In the EU, there are several regulatory frameworks that, among other sectors, require financial institutions to work on human rights and environmental matters. The Anti-Money Laundering Directive, the Non-Financial Reporting Directive, the recent Corporate Sustainability Reporting Directive, the Sustainable Finance Disclosure Regulation, and the EU Taxonomy Regulation can be seen as examples of such legal measures. These laws are designed to make sure that financial institutions, in particular, take action to recognise, prevent, and mitigate adverse impacts associated with their operations. In this regard, one may ask whether it is necessary to expand the scope of a future CSDDD toward the financial sector. For the following reasons, I believe that this counterargument does not hold true. 

First, considering that there are rules on disclosure and sustainability reporting, all regulations should be in alignment with each other to avoid confusion about companies’ obligations. Contrary to the Commission’s explanation (Commission Proposal, p. 8f.), the future CSDDD will not contribute to achieving a more transparent or predictable Union-wide framework. It will rather require further clarification on which rules apply to the financial institutions on which scale. Second, the existing regulations are primarily concerned with the disclosure of information. However, disclosing additional information alone is not necessarily sufficient to address complex sustainability challenges, like human rights abuses or environmental impacts. Beyond access to information, both, investors and stakeholders have an interest that financial institutions have adequate management processes in place to address key sustainability challenges. Third, the Commission Proposal addresses a wider variety of human rights and environmental impacts than existing legislation. Considering that the existing rules concentrate on particular facets of sustainability, certain adverse impacts will – without a comprehensive approach – fall through the crack of financial regulation. For instance, the Sustainable Finance Disclosure Regulation requires financial institutions to report on sustainability-related issues regarding their investment decisions. The EU Taxonomy Regulation focuses on environmental issues, such as climate change or biodiversity. However, the CSDDD goes beyond specific issues and calls for a proactive due diligence process that aims to prevent or mitigate human rights and environmental impacts. It further introduces a civil liability regime in case of non-compliance. Fourth, including the financial sector in the list of high-impact sectors would guarantee that the industry is subjected to more thorough scrutiny and oversight concerning environmental and human rights issues in their operations and business relationships. 

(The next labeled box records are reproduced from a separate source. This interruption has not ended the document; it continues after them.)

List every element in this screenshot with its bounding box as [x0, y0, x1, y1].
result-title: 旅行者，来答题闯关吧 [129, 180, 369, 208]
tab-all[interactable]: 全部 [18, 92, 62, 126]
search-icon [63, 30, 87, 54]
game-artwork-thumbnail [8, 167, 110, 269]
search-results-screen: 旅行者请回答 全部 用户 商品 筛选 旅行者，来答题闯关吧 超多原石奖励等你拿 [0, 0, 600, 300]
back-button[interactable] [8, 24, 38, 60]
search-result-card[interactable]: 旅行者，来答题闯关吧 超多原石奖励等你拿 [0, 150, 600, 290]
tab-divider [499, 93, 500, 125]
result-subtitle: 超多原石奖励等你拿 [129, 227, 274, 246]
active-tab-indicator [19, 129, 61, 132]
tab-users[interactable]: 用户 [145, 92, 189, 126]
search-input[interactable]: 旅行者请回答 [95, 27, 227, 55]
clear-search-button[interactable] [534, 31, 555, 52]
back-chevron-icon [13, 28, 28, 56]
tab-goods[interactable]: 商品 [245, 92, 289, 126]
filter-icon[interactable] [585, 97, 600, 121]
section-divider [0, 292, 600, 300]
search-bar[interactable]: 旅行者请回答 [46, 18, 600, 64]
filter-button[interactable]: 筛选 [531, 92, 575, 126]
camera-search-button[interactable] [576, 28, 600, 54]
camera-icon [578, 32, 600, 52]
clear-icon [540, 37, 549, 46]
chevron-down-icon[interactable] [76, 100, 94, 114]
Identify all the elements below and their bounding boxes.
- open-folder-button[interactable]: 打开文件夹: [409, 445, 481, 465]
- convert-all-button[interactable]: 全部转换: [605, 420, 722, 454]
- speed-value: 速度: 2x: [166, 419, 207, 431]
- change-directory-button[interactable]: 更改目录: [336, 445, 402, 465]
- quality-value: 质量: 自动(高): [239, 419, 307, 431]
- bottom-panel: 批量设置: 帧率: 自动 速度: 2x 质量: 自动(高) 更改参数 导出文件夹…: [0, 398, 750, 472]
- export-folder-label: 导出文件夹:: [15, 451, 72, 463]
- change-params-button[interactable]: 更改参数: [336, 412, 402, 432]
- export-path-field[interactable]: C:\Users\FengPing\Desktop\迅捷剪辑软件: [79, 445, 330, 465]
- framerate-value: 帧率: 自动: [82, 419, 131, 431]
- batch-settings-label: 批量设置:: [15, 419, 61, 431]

In summary, financial institutions should be obliged to perform adequate due diligence to avoid the risk of funding human rights violations or environmental harm. To hold financial institutions accountable for not performing necessary management processes, a future CSDDD should recognise the financial sector among the high-risk sectors and broaden its scope accordingly. 


Suggested citation: A. Cerrahoglu, ‘Defining the Scope of a Corporate Sustainability Due Diligence Directive: Concerns, High-Impact Sectors and Financial Institutions’, Nova Centre on Business, Human Rights and the Environment Blog, 15th February 2023.